451 was unsurprisingly inspired by George Orwell’s 1984. It started off as a shorter story simply called The Fireman. Another point of trivia: the beginning originally featured Guy Montag having a dream where he’s captured for being in possession of books. Bradbury wisely scrapped this opening to instead start right in the middle of the action, with Guy burning a set of books, letting us see him in his element up close. It starkly marks his arc, which will ultimately take him into exile, where he will learn to become a “living book” in the woods.

If you were never assigned to read 451 in school like many are, you should absolutely add this one to your literary bucket list. I love reading books that have made a powerful cultural impact. Bradbury’s classic is referenced practically every day.
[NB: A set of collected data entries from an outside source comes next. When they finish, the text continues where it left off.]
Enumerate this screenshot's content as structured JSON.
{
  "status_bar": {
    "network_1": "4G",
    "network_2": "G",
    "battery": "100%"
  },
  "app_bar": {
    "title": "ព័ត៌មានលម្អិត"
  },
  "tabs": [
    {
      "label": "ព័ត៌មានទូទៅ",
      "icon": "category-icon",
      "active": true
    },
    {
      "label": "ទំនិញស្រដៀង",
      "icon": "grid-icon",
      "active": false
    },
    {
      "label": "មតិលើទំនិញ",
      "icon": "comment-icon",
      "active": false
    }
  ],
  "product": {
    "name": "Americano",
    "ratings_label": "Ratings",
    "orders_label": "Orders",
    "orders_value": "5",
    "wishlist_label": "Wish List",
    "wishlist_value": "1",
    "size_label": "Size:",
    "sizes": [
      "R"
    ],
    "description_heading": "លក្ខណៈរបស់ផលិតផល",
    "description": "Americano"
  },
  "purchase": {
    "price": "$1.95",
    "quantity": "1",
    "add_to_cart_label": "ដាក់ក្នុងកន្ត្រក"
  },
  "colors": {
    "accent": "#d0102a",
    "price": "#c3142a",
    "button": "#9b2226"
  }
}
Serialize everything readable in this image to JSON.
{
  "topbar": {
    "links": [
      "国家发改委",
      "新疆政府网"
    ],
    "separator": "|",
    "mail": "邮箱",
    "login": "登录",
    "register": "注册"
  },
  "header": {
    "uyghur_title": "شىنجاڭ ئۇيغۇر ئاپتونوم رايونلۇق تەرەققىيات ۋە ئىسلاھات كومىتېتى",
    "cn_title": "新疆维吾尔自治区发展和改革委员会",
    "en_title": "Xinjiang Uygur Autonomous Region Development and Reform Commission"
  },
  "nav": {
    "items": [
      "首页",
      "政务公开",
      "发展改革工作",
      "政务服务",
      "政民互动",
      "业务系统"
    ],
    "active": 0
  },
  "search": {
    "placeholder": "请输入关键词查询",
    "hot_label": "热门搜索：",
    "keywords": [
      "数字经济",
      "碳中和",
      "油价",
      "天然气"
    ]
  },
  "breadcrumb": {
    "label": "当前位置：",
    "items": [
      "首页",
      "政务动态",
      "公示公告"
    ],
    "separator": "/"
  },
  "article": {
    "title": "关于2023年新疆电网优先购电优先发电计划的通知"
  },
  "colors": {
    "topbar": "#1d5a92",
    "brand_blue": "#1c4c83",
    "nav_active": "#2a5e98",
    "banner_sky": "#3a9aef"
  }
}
The Invisible Man by H.G. Wells

By Unknown author — https://www.abebooks.co.uk/servlet/BookDetailsPL?bi=30289720550, Public Domain, https://commons.wikimedia.org/w/index.php?curid=73629082

This was simply a pure delight. Every once in a while, it’s nice to go back and read an author who pioneered a genre, which Wells did in science fiction. In a pleasant surprise, there was ample dark humor to be found in this classic work of a mad scientist run amok. As was there also in the 1933 adaptation starring Claude Rains.

First Blood by David Morrell

Book cover for ‘First Blood’ by David Morrell

First Blood is basically The Godfather of action novels/films. The DNA of Die Hard, The Terminator, Jack Reacher, and Predator are rooted in Rambo’s inaugural adventure. The book also contains a moving and meaningful theme concerning our nation’s Vietnam War veterans. My dad served two tours in Vietnam doing recon in the Army, so this book felt personal to me, even as someone who was never in the military.

First Blood is about how sometimes conflicts don’t end on the battlefield, and what can happen when they’re taken home. A great read you won’t want to miss.

Hopefully 2024 will provide more great reading opportunities. Finding something that appeals to me sometimes feels like performing alchemy. But I have faith.